This showcase is an example of how language technology can be exploited in research within the humanities. The resource that this case is based on is Gesta Danorum written about 1200 by the Danish historian, Saxo. Gesta Danorum is written in High Latin and describes in 16 books the period of time from King Dan to Canute VI of Denmark. Traditionally, the work is divided into two main sections, one consisting of books 1-9 which deals with Norse mythology and a historical second part of the books 10-16 describing the introduction of Christianity in Denmark. In 1969, a competing thesis was launched cf. Skovgaard-Petersen (1969). In this analysis the composition of Gesta Danorum is split up into books 1-8 and books 9-16. These two competing interpretations can be paraphrased into the question: Is it book 9 or book 10 that represents the transition from the heathen to the Christian period in Gesta Danorum? In order to find evidence for the answer to this question, the platform with embedded linguistic information and advanced search facilities was exploited to identify subject area specific elements in the various books of Gesta Danorum and to display the search results in a manageable way.

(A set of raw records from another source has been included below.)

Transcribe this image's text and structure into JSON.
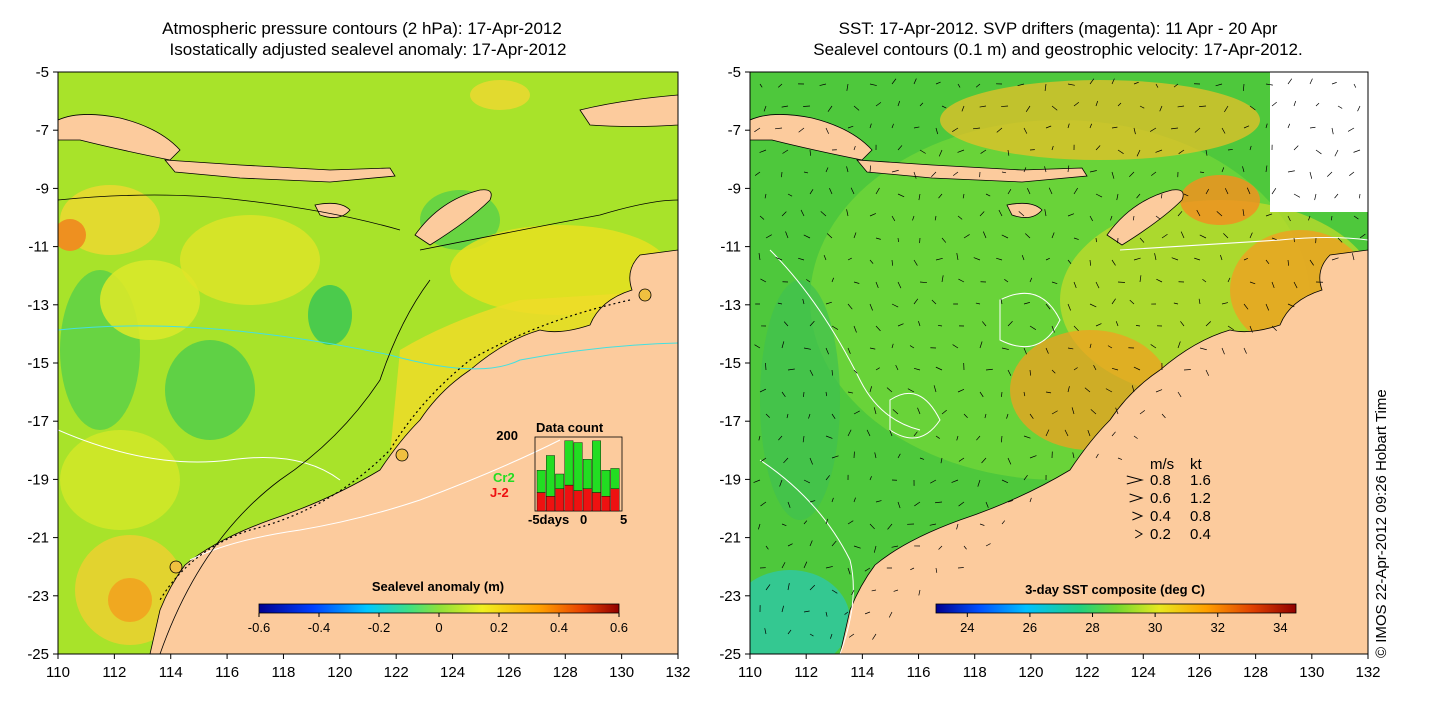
{
  "left_panel": {
    "title_line1": "Atmospheric pressure contours (2 hPa): 17-Apr-2012",
    "title_line2": "Isostatically adjusted sealevel anomaly: 17-Apr-2012",
    "colorbar": {
      "label": "Sealevel anomaly (m)",
      "range": [
        -0.6,
        0.6
      ],
      "ticks": [
        "-0.6",
        "-0.4",
        "-0.2",
        "0",
        "0.2",
        "0.4",
        "0.6"
      ]
    },
    "data_count": {
      "title": "Data count",
      "ymax_label": "200",
      "series1_label": "Cr2",
      "series2_label": "J-2",
      "series1_color": "#22dd22",
      "series2_color": "#ee1111",
      "x_labels": [
        "-5days",
        "0",
        "5"
      ],
      "cr2_counts": [
        60,
        110,
        40,
        120,
        130,
        80,
        140,
        70,
        55
      ],
      "j2_counts": [
        50,
        40,
        60,
        70,
        55,
        60,
        50,
        40,
        60
      ]
    }
  },
  "right_panel": {
    "title_line1": "SST: 17-Apr-2012. SVP drifters (magenta): 11 Apr - 20 Apr",
    "title_line2": "Sealevel contours (0.1 m) and geostrophic velocity: 17-Apr-2012.",
    "colorbar": {
      "label": "3-day SST composite (deg C)",
      "range": [
        23,
        34.5
      ],
      "ticks": [
        "24",
        "26",
        "28",
        "30",
        "32",
        "34"
      ]
    },
    "velocity_legend": {
      "header_ms": "m/s",
      "header_kt": "kt",
      "rows": [
        {
          "ms": "0.8",
          "kt": "1.6"
        },
        {
          "ms": "0.6",
          "kt": "1.2"
        },
        {
          "ms": "0.4",
          "kt": "0.8"
        },
        {
          "ms": "0.2",
          "kt": "0.4"
        }
      ]
    }
  },
  "axes": {
    "lon_ticks": [
      "110",
      "112",
      "114",
      "116",
      "118",
      "120",
      "122",
      "124",
      "126",
      "128",
      "130",
      "132"
    ],
    "lat_ticks": [
      "-5",
      "-7",
      "-9",
      "-11",
      "-13",
      "-15",
      "-17",
      "-19",
      "-21",
      "-23",
      "-25"
    ]
  },
  "credit": "© IMOS 22-Apr-2012 09:26 Hobart Time",
  "colors": {
    "land": "#fccb9d",
    "sea_anomaly": "#a8e32a",
    "sst_base": "#4ec83c",
    "contour_white": "#ffffff",
    "cyan_line": "#44e0e0"
  }
}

The procedure was to take a translation of Gesta Danorum and the compute PoS and lemma information automatically. To give example of the outcome of the automatic processing, the sentence “Kongen blev kronet på slottet” (“the King was crowned at the castle”) was annotated as follows:
Kongen/konge/NN_COM_SING_DEF blev/blive/V_INDIC_PAST kronet/krone/V_PARTC_PAST på/på/PREP slottet/slot/NN_NEUT_SING_DEF
The final step was to upload the annotated version of Gesta Danorum into the IMS Open Corpus Workbenchi (open source software). This platform made it possible to make queries that exploit both the linguistic information and the Corpus Query Processing (CQP) search facilities embedded in this platform.
- Visit the website: http://cst.dk/cgi-bin/dighumlab/Saxo/form-query.pl?mode=cqp.
- Choose Run Query with the default search pattern, [pos!="RESID_SIGN"] that counts all the words in Gesta Danorum
- Choose distribution and check how many words that occur in book 8, 9, and 10 respectively.
- Insert the following search pattern, representing Christian language usage:
[lemma="helgen"] | [word="krist.*"] | [word="synd.*" & pos="N.*"] | [word="Herren"] | [word="ang(re|er)"] | [word="hellig.*"] | [word="Gud"]
- Press Run Query and then choose Distribution.
- Check the distribution of words defined as being members of the Christian register on book 8, 9, and 10.
- Does the frequency of Christian language usage differ between book 8, 9 and 10?
- Which thesis do the observations support? The traditional approach that advocates a split between book 9 and 10? Or the competing thesis that speaks in favour of dividing Gesta Danorum between book 8 and 9?